How to prepare your home for a wildfire. With a little training and some attention to conditions around your home, you can keep your home and family safer.

Even in temperate western Washington it can take only a few sunny days for forests to dry out enough to catch fire. And, in windy conditions wildfires can get out of control quickly. Wildfires do burn every year in King County. Before wildfire strikes, homeowners can help protect lives and property by creating a fire-adapted space around structures.

Top 8 tips for maintaining a wildfire safety zone in the 30 feet around your home

  1. Remove all dead plant material from around your home. Rake up dry leaves (under decks and porches too!) and move firewood away from the house.
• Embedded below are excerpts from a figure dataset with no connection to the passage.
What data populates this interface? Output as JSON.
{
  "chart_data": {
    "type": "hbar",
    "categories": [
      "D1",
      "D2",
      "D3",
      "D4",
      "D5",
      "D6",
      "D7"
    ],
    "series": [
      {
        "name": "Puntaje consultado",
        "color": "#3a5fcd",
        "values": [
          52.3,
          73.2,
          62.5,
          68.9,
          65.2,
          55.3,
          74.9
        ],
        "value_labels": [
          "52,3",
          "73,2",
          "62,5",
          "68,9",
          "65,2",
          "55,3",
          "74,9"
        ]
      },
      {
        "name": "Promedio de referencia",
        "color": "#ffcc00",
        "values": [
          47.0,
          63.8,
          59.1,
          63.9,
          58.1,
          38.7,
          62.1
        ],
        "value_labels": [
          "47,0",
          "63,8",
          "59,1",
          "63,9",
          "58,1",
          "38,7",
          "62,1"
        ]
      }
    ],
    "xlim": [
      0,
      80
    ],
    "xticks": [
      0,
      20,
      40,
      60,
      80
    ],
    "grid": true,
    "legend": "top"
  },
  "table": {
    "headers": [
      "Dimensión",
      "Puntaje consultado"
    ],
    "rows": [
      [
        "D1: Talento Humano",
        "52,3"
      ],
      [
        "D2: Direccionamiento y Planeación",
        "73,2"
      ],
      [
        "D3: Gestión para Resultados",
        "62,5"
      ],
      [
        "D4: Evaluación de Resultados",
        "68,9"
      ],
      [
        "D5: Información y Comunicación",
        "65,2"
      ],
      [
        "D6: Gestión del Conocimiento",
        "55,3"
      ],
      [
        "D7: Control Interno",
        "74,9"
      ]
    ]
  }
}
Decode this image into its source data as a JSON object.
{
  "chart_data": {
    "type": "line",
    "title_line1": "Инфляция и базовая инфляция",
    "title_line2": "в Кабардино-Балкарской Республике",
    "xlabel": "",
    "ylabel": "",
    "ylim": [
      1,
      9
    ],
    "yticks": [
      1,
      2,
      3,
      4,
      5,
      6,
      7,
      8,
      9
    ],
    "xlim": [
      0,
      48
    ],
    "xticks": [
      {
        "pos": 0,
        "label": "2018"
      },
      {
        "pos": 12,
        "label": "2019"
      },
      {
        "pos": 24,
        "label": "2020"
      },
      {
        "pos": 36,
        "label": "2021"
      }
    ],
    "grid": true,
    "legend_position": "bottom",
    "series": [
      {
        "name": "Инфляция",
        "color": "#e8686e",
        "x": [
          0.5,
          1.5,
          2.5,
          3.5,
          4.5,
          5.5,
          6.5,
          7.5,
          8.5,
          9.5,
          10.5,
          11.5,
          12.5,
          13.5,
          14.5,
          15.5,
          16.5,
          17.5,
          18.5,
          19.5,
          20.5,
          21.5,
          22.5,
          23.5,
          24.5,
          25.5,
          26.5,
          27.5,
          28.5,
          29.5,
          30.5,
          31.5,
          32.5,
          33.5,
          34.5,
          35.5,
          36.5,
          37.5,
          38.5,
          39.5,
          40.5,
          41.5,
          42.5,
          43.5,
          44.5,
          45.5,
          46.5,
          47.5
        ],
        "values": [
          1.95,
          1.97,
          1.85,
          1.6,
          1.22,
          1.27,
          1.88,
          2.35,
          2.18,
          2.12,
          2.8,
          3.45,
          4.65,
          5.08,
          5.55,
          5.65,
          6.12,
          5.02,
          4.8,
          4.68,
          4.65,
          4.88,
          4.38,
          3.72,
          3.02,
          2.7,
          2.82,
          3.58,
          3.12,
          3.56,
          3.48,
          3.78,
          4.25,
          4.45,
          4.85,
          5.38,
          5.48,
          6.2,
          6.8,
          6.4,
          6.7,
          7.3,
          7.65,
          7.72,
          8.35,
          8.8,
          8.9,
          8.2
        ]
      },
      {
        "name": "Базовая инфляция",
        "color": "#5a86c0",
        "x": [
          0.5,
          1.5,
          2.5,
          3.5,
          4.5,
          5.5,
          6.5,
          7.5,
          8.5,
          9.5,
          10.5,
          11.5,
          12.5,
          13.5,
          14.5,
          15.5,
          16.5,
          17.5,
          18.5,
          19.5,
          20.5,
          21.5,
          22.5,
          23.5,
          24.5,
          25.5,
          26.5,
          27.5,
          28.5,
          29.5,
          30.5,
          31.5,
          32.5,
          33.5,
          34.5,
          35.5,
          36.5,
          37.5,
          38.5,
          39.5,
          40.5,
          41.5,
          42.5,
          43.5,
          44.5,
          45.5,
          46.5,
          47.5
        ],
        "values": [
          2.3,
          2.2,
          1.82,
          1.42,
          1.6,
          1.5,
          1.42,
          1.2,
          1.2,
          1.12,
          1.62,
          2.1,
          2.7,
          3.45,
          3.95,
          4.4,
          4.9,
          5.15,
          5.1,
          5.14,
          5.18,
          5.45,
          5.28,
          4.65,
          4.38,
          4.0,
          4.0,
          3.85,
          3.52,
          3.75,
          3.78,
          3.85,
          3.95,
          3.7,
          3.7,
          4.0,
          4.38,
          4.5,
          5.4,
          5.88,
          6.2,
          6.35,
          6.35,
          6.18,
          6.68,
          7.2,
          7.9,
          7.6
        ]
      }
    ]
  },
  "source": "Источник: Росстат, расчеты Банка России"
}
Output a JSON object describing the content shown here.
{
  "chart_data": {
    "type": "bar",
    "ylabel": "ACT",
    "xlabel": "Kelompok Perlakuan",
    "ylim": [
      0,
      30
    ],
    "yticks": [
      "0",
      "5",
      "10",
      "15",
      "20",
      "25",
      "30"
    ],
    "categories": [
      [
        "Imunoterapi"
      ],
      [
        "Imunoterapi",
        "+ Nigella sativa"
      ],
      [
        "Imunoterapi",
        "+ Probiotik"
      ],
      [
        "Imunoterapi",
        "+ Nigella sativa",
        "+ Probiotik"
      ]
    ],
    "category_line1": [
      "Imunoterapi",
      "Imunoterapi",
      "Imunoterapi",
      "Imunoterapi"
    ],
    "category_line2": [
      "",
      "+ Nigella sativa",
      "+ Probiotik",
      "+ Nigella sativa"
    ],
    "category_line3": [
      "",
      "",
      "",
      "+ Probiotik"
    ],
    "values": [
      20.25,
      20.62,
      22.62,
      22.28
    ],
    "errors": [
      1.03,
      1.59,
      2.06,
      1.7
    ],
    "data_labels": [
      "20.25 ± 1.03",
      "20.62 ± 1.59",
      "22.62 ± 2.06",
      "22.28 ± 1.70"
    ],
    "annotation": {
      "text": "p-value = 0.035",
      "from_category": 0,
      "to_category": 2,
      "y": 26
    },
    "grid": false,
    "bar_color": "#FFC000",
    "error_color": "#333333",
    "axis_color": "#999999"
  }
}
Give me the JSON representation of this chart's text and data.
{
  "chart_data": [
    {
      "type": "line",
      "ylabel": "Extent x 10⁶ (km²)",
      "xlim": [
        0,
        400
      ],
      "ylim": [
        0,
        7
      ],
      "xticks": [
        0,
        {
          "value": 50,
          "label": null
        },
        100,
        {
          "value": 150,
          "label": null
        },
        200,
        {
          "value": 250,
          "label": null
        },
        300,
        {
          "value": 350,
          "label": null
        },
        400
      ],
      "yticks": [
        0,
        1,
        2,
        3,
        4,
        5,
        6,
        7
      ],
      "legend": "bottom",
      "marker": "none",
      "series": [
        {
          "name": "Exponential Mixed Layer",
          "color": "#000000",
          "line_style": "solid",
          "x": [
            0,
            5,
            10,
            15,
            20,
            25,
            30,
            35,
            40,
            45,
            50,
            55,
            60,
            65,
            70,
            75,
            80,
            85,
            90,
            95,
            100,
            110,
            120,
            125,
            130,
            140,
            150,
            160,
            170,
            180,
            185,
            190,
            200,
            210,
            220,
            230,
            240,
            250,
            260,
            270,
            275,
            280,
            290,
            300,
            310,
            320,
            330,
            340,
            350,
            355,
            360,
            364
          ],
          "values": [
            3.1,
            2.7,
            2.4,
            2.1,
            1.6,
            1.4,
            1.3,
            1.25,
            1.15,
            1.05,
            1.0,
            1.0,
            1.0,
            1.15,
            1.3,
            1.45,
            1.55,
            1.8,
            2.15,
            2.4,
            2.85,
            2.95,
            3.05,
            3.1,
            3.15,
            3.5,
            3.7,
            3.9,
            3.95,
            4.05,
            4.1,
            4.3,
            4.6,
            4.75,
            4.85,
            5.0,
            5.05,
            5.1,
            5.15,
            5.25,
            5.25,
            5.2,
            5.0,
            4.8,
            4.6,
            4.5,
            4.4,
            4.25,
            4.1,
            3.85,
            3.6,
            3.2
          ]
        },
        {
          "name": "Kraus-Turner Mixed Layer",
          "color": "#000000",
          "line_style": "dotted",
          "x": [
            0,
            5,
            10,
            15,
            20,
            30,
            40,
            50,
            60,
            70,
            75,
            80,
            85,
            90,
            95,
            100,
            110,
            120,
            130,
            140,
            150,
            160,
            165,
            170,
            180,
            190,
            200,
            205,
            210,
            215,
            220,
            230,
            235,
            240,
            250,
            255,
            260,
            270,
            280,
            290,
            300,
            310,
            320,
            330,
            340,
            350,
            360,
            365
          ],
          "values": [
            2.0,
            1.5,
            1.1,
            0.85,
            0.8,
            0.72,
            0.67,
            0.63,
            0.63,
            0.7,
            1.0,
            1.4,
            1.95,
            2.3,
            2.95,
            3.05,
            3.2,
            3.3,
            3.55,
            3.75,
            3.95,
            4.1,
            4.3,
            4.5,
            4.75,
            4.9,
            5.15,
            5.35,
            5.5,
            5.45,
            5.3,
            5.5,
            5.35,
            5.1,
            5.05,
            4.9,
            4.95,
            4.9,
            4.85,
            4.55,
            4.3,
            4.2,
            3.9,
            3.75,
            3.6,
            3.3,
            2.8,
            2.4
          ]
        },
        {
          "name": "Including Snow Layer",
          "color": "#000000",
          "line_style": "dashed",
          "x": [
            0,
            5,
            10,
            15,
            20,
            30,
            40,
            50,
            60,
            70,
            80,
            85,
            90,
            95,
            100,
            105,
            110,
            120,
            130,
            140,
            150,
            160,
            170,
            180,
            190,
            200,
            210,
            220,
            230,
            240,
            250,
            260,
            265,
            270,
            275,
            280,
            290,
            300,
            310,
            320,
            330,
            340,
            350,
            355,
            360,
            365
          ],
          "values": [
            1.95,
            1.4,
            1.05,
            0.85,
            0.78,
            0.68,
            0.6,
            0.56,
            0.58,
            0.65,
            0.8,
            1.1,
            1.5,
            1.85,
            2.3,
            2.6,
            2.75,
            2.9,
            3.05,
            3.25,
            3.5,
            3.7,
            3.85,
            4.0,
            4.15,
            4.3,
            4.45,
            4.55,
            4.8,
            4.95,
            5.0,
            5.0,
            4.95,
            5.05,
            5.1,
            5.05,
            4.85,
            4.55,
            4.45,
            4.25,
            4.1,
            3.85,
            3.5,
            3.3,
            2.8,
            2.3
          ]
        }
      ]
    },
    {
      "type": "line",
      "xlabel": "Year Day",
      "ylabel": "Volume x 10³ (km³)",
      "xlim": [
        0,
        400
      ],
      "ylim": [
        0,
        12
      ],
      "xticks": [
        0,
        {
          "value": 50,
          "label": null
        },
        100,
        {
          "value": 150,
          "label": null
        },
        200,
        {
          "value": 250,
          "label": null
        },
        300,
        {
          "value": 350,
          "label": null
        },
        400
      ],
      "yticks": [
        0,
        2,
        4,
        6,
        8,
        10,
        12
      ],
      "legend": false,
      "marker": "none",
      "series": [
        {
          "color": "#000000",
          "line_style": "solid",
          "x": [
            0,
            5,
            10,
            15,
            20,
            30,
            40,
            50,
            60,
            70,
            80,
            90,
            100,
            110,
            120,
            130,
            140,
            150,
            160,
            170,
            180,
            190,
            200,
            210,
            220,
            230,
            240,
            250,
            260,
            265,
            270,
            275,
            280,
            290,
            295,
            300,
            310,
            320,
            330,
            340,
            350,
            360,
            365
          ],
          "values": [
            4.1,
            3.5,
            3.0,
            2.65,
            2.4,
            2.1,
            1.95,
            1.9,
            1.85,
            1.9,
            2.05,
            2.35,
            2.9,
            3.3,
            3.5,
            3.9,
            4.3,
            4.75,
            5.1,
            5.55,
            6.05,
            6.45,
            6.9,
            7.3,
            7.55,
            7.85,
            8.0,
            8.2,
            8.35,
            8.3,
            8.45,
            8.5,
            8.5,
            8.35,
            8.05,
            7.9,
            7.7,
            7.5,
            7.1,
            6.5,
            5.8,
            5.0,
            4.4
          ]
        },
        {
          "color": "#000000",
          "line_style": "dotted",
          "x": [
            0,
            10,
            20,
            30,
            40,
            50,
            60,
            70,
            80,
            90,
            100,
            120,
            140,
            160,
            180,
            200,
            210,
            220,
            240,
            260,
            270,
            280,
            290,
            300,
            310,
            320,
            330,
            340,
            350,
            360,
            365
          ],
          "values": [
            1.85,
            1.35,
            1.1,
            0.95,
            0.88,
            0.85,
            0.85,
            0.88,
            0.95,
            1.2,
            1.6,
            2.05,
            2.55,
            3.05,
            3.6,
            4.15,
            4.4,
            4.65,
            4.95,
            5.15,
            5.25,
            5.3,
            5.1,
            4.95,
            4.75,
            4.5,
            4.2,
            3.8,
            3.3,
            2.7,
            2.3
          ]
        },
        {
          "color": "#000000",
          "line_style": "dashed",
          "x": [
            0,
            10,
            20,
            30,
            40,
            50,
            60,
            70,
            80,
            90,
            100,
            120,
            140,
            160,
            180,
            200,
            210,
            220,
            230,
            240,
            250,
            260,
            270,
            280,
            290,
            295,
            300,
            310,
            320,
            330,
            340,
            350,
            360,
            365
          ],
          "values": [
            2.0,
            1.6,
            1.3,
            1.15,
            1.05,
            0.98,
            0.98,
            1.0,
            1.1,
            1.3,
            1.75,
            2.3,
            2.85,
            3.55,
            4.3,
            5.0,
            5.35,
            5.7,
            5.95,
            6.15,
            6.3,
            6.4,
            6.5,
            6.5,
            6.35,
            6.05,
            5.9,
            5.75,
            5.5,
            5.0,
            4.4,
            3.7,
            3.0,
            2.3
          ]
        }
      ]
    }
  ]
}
Keep your roof and gutters clear of flammable debris.
  2. Place a 3 to 5-foot swath of gravel or stones around the foundation of your home instead of flammable mulch.
  3. Prune branches that overhang or touch the house.
  4. Take out "ladder fuels," vegetation between grass and treetops that can carry fire between foliage and structures.
  5. Keep blowing embers out of your house. Cover exterior vents with fine (1/8-inch) mesh.
  6. Store flammable materials, including cushions, indoors instead of on porches and decks.
  7. Use fire-resistant construction materials such as Class-A asphalt shingles, metal or concrete products for your roof.
  8. Use fire-resistant plants in the garden. Read our list of fire-resistant plants for the Puget Sound Basin, or search our illustrated Native Plant Guide for fire-resistant plants.

Outside the 30-foot zone, manage woodlands for forest health. Fire safe forests can also be healthy forests. Forests with sufficient growing space for trees are not only less susceptible to fire, but properly managed forests are also healthier and more drought tolerant than forests where trees are crowded together with many dead lower limbs or dry brush.